Bridget Mongeon is a talented Texan artist who has been a pioneer in adopting 3D technologies in her workflow to produce amazing bonze-casted sculptures. In 2015 we covered what is possibly her greatest work to date (and definitely her largest), the Mad Hatter Tea Party, while she was still working on it. Since then, this incredible digital sculpture has been cast and has been making a lot of families happy at the Evelyn’s Park Conservancy, where it has been placed.
In order to create it, Bridget used 3D sculpting software like Zbrush, 3D printing technology to make the models, and subtractive 3D technology to create the large format cast parts. Now, however, it is time for the sculpture to take a reverse path. The work is going to be 3D scanned, digitalized and the 3D printed again in miniature size, so that it can be cast into limited edition bronze statuettes.

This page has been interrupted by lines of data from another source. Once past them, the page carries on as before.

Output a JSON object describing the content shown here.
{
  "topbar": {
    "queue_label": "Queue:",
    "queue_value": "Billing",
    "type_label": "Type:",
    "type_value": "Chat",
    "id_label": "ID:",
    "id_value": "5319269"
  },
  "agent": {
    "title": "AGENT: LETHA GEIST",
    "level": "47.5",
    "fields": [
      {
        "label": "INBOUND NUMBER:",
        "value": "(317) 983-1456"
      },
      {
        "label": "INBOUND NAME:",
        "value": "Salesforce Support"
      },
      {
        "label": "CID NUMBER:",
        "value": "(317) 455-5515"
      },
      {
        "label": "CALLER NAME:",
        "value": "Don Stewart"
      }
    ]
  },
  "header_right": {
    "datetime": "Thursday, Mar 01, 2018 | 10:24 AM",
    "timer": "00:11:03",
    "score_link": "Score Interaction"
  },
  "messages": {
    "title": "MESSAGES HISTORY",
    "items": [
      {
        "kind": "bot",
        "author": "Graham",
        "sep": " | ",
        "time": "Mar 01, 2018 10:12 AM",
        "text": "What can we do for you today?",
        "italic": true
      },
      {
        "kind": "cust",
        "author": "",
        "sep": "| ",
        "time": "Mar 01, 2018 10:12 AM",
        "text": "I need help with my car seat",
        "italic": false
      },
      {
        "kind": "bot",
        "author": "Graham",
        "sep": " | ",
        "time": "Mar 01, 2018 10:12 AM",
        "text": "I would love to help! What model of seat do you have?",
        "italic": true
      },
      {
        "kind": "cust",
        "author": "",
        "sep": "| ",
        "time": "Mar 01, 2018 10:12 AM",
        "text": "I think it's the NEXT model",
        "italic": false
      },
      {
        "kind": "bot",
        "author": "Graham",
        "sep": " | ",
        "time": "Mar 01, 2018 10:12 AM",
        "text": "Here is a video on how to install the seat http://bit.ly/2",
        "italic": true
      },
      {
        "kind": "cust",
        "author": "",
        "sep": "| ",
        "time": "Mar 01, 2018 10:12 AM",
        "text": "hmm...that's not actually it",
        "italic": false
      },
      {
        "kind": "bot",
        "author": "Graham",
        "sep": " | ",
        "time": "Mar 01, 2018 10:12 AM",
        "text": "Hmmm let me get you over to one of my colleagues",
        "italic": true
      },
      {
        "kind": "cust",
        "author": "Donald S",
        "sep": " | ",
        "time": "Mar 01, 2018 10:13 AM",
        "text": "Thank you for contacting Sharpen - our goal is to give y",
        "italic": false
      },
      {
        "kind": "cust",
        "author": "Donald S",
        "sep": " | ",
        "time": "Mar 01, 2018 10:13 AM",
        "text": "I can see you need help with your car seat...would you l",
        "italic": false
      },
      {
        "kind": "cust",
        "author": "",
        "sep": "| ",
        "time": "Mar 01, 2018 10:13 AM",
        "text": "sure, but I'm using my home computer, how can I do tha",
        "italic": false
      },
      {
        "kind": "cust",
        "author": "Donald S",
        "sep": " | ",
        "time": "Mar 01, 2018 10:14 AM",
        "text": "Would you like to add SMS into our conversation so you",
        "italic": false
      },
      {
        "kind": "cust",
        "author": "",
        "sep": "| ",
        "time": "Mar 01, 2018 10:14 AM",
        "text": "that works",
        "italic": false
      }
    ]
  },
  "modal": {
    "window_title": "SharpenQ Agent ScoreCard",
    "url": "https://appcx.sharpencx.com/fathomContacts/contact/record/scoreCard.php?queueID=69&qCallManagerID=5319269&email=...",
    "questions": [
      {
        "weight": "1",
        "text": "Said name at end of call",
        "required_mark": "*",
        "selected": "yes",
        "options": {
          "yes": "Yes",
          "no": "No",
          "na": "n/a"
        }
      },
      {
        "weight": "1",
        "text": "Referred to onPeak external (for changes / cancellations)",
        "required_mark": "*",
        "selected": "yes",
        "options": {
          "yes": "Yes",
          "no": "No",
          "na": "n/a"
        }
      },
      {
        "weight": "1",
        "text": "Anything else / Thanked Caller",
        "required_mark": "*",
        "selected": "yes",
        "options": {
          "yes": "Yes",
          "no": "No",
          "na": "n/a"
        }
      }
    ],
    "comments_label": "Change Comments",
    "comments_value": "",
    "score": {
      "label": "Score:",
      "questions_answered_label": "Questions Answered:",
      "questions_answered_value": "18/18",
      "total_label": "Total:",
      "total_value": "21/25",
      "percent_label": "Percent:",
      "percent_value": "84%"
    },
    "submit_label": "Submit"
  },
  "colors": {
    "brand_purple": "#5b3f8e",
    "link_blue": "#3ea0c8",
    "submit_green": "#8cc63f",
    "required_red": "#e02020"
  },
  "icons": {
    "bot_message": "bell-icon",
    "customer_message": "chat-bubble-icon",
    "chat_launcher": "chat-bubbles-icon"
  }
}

“I have a commitment and a date from a 3D scanning company that will be coming out to 3D scan at Evelyn’s Park Conservancy,” Bridget confirmed on Facebook. “We are scanning in two ways. The first is the entire area of the park with the sculpture. This will give us a virtual reality type of scan.” Bridget – who is also an author and quite active in education activities focusing on 3D technologies, is also looking for volunteer coders or gamers that can take the sculpture and make it into a free educational resource.
“Then we will be scanning the entire pieces in detail. One by one. This will take up to 6 hour each … We will then reduce these scans down and 3D print them before sending them to Deep In The Heart Art Foundry for casting as limited edition bronzes.”
Bridget is currently taking preorders which will help to actually get these into production. Prices have not yet been announced but there are going to be two sizes: one is approximately 15 inches tall; the other is about 10 inches tall. The 15 inch tall one is a limited edition of 10. In the future, there may open-ended editions.
Staying true to the original story, Bridget Mongeon’s Alice in Wonderland 3D printed sculpture keeps getting big and small in her studio; not with elixirs and mushrooms but with digital technology. And the rabbit hole keeps going deeper.